Au-delà de ces grands axes, l'IA est un levier pour l'e-commerce dans de multiples autres domaines. "Compte-tenu de la volumétrie de notre offre, avec 40 millions de produits au total sur notre marketplace, nous ne pouvons pas nous permettre de gérer nos données manuellement. Nous capitalisons donc sur le machine learning pour automatiser la catégorisation des produits", confie François Marical. "Dans une approche plus stratégique, nous recourons aussi à l'apprentissage machine pour analyser les requêtes de notre moteur de recherche afin de dénicher les produits qui font l'objet d'une demande des visiteurs, mais que nous ne commercialisons pas ou pas encore." Et Béatrice Tourvieille d'ajouter : "Chez Oui.sncf, nous envisageons beaucoup d'autres applications de l'IA, telles l'analyse prédictive des pannes de serveurs ou encore l'automatisation de certaines tâches liées à la création graphique du site."

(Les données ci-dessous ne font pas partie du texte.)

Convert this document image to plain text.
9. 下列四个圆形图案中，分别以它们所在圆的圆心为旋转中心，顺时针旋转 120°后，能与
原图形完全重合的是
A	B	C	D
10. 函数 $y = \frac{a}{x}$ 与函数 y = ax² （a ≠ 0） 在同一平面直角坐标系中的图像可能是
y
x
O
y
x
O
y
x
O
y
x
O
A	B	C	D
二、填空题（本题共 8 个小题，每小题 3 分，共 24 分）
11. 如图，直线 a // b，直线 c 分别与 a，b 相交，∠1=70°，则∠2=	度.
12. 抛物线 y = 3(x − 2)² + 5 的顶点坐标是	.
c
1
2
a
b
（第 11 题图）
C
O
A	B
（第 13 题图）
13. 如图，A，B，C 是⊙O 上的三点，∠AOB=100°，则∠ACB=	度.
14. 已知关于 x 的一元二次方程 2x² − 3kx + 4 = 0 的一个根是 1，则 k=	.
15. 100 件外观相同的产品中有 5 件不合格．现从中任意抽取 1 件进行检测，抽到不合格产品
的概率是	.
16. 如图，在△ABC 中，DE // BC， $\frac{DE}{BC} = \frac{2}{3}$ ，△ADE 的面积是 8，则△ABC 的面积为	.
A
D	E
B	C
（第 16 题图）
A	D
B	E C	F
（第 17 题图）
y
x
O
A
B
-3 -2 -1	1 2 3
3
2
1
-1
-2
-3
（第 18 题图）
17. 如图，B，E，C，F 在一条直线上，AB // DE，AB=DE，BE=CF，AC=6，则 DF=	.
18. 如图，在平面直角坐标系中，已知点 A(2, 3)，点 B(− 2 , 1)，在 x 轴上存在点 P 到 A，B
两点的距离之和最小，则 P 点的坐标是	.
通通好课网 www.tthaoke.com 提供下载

Enfin, le machine learning est érigé par les e-marchands, à l'instar des banques et autres acteurs de la finance, comme un levier pour lutter contre la fraude. "Les algorithmes de la start-up lilloise Skapánê, par exemple, détectent les comportements inhabituels sur les sites d'e-commerce et permettent ainsi d'anticiper les achats litigieux. Les sessions identifiées douteuses sont bloquées en amont des transactions", souligne Simon Bachelet. Chez Cdiscount, un modèle de learning a été développé pour calculer les risques d'impayé sur les paiements en quatre fois. IA et e-commerce ne sont pas prêts de divorcer.